Counselors are often asked how they identify progress in their addicted clients. A former colleague boiled it down nicely: “I look for signs that the client is becoming more afraid of the disease than of staying clean and sober.”
Addicts often enter counseling with very clear concerns about the prospect of life without substances. They have questions like “what will I do to relax?” and “how do you have fun?” and “are you saying I can never have even one, for the rest of my life?”
It’s understandable once we remember that for years or even decades, substances have been the addict’s friend and accomplice. The idea of doing without is plain frightening. After all, what evidence is there in the addict’s experience that such a thing is possible? Most enter treatment having already made numerous attempts at control or abstinence, without much success. To the newbie, that’s proof positive of impending failure.
It’s this sense of helplessness that may explain why so few addicts and alcoholics volunteer for treatment without some precipitating crisis. I’ve reviewed programs in areas where in spite of the prevalence of substance problems and the availability of counseling, virtually no one seeks treatment until they’ve been arrested and referred via the Courts. In practice, that translates to two or more arrests. As one defense attorney stated flatly: “my clients don’t start to pay attention until they’ve got at least a second DWI.”

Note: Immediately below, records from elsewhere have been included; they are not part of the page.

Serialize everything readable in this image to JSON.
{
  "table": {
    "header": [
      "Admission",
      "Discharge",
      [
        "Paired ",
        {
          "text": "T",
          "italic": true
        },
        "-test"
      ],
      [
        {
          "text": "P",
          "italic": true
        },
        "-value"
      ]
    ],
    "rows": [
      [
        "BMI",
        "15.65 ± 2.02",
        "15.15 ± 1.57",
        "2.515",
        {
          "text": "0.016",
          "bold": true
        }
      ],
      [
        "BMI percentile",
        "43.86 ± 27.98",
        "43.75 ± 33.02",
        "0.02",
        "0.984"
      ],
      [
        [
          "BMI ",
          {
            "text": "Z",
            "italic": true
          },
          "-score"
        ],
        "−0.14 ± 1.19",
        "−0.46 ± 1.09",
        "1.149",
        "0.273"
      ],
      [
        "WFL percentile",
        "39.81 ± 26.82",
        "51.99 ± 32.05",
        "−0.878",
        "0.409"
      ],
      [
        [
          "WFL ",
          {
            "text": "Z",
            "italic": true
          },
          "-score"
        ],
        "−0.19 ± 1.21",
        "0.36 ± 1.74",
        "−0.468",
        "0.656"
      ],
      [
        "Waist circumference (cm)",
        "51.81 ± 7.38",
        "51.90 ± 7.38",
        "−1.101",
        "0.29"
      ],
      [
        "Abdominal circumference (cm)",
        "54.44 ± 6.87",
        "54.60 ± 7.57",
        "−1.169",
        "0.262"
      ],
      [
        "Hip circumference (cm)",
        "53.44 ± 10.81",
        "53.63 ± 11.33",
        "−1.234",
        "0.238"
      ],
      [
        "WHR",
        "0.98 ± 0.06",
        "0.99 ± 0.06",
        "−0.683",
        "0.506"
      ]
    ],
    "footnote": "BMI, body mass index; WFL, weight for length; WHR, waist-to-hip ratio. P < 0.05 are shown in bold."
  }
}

Some counselors attribute this type of resistance to denial, while others blame ambivalence towards change, but it might be best to think of it in terms of a mixture of the two. Both are characteristic of addict thinking. Psychologists sometimes describe addiction in terms of a ‘central organizing principle’ of the addict’s life, meaning that over the years its influence may be felt in every major area of function. It’s become (to the addict at least) an essential part of living. Removing it may appear to be an impossibility.
This may help explain the need for multiple treatment episodes. Try thinking of recovery as a learning process based in experience rather than the acquisition of information. There’s often a gap between knowing what to do and being able to do it on a consistent basis, in the presence of obstacles.

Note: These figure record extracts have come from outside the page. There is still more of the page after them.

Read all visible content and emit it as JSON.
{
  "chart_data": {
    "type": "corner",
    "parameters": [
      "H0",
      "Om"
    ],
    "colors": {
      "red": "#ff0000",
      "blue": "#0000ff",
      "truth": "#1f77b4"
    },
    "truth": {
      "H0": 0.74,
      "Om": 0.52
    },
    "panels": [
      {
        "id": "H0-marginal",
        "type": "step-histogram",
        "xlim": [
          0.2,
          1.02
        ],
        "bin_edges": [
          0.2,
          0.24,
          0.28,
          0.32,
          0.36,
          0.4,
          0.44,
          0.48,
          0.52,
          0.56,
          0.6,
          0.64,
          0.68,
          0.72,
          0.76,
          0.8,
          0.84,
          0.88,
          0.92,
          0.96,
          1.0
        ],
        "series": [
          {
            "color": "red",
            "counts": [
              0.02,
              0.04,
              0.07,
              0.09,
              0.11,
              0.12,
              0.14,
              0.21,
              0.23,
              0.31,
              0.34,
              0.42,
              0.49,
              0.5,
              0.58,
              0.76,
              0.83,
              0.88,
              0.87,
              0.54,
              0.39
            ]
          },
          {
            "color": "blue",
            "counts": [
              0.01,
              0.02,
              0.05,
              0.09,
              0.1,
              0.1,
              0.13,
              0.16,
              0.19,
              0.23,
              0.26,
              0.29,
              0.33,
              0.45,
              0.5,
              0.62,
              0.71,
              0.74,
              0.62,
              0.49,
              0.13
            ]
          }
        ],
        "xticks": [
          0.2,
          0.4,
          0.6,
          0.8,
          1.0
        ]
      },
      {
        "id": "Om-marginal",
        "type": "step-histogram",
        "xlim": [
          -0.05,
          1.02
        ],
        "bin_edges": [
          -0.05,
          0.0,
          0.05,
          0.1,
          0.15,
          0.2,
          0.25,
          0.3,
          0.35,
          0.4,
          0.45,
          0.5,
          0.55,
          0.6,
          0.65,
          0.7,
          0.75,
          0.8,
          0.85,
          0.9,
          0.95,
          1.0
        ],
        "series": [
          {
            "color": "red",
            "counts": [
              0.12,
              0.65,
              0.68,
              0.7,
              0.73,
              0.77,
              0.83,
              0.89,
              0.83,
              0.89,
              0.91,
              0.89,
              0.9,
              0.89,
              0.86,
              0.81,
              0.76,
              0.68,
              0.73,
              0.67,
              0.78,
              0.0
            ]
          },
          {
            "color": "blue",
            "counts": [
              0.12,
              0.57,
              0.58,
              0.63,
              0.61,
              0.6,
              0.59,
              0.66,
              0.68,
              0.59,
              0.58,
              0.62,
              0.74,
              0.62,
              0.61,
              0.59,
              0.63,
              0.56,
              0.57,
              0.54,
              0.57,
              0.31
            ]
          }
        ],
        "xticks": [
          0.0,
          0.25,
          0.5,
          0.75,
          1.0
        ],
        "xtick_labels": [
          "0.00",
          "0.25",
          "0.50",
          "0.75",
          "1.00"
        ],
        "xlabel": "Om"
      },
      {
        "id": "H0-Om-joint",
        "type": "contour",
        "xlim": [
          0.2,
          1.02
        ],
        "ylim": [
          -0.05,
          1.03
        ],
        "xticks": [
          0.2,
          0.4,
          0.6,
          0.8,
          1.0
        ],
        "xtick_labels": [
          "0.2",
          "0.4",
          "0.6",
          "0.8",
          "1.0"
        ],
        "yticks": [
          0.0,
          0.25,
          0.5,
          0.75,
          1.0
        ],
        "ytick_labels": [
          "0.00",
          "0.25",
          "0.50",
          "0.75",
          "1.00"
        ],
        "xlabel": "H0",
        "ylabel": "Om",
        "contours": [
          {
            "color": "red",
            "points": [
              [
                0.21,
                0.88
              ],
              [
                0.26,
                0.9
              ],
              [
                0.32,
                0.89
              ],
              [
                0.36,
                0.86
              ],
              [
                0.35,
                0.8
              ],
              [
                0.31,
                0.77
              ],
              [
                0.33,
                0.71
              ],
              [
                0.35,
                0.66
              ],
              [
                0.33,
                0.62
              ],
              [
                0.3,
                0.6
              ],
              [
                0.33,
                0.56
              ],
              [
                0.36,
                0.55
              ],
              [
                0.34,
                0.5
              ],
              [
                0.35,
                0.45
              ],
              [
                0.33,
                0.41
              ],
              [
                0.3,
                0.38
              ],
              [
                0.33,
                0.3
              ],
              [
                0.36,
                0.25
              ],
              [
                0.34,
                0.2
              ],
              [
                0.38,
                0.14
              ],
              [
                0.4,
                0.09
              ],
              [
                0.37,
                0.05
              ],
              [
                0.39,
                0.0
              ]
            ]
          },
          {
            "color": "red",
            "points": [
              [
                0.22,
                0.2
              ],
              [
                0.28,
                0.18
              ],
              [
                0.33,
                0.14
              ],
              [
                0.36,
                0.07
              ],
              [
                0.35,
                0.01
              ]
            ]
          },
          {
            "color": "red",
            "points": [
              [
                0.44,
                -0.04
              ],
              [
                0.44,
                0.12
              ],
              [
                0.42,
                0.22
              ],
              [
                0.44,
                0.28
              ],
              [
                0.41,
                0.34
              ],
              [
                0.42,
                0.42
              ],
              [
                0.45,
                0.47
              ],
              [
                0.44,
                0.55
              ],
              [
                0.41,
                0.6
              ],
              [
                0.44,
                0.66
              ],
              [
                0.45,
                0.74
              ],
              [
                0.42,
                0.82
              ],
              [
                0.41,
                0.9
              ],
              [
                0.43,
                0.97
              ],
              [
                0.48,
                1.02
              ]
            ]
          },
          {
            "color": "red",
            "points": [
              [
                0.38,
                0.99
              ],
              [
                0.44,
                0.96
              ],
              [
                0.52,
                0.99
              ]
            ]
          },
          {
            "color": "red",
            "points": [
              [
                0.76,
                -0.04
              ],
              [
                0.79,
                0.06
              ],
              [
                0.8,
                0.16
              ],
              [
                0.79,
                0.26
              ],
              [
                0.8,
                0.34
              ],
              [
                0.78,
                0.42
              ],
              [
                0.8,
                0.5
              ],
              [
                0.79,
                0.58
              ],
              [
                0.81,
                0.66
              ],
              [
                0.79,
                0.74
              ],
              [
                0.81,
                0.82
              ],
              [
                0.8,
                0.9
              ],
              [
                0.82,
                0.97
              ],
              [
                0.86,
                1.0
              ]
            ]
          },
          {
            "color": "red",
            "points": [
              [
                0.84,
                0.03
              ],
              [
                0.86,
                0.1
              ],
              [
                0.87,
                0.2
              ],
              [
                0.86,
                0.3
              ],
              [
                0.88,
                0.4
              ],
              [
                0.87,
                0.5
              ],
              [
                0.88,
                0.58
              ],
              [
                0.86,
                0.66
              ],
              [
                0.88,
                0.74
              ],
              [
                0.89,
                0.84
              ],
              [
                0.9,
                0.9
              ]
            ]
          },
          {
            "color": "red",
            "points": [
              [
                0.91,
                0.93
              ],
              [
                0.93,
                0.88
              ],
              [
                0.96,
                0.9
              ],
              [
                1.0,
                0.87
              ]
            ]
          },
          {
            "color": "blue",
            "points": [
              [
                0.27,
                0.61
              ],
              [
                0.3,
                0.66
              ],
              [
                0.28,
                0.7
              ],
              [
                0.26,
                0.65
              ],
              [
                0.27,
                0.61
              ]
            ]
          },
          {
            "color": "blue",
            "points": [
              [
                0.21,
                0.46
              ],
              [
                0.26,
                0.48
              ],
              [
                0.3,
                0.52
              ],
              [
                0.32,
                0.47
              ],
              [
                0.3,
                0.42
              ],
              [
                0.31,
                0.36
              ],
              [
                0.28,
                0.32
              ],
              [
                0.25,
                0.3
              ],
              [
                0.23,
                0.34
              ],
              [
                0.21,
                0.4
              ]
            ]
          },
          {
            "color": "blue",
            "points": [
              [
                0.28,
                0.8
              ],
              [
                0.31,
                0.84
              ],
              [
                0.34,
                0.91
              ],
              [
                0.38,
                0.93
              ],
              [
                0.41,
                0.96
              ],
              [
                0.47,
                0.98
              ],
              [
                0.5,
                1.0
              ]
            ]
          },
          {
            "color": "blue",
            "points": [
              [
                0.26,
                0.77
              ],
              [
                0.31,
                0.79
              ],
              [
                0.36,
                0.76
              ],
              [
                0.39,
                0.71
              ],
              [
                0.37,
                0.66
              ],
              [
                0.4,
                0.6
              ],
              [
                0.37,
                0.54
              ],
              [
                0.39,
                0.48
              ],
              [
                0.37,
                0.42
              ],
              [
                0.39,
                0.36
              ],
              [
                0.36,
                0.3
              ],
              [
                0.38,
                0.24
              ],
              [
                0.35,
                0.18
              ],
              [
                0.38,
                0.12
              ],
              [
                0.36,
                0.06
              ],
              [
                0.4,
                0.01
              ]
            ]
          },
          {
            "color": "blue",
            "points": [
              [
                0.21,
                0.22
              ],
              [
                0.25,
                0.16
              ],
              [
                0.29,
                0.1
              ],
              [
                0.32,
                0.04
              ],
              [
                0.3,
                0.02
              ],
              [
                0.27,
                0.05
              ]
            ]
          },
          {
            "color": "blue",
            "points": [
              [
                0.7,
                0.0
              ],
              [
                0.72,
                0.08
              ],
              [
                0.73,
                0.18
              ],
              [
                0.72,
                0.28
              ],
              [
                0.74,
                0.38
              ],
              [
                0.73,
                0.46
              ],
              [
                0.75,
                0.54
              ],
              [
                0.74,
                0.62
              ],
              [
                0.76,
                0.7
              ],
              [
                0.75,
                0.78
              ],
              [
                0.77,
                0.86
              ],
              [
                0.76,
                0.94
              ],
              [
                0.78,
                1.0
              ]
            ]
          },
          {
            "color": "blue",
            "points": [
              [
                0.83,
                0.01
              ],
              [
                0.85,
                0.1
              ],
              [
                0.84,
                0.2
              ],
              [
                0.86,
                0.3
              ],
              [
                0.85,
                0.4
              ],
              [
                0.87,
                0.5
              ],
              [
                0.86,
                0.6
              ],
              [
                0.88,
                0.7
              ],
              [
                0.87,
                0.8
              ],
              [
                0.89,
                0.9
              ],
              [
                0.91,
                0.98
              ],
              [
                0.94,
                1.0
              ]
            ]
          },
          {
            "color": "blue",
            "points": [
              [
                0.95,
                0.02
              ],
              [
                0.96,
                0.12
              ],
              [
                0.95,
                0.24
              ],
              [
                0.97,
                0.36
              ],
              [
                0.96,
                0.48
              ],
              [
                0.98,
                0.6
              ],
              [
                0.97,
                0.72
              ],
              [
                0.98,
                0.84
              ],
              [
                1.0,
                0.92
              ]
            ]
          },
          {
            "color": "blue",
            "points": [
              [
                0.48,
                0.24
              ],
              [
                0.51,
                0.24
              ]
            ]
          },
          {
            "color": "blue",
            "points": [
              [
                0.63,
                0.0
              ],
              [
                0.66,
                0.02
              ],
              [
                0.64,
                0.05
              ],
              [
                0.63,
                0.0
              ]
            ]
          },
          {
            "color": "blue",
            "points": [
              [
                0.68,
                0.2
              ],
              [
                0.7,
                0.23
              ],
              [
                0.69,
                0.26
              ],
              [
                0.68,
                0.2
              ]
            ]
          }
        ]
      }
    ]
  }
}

Clinicians often presume that if we were able to provide more services and more support, our patients would recover without relapse. I wonder if that’s really the case. Certainly, many recovering folks I’ve met have said they needed to experience so-called ‘failure’ in order to eventually to achieve success. It’d be easier on them if they didn’t, but when did addicts ever do things the easy way?
Nevertheless, I think a counselor can tell the difference between someone who’s trying to achieve recovery and someone who hasn’t yet reached that point.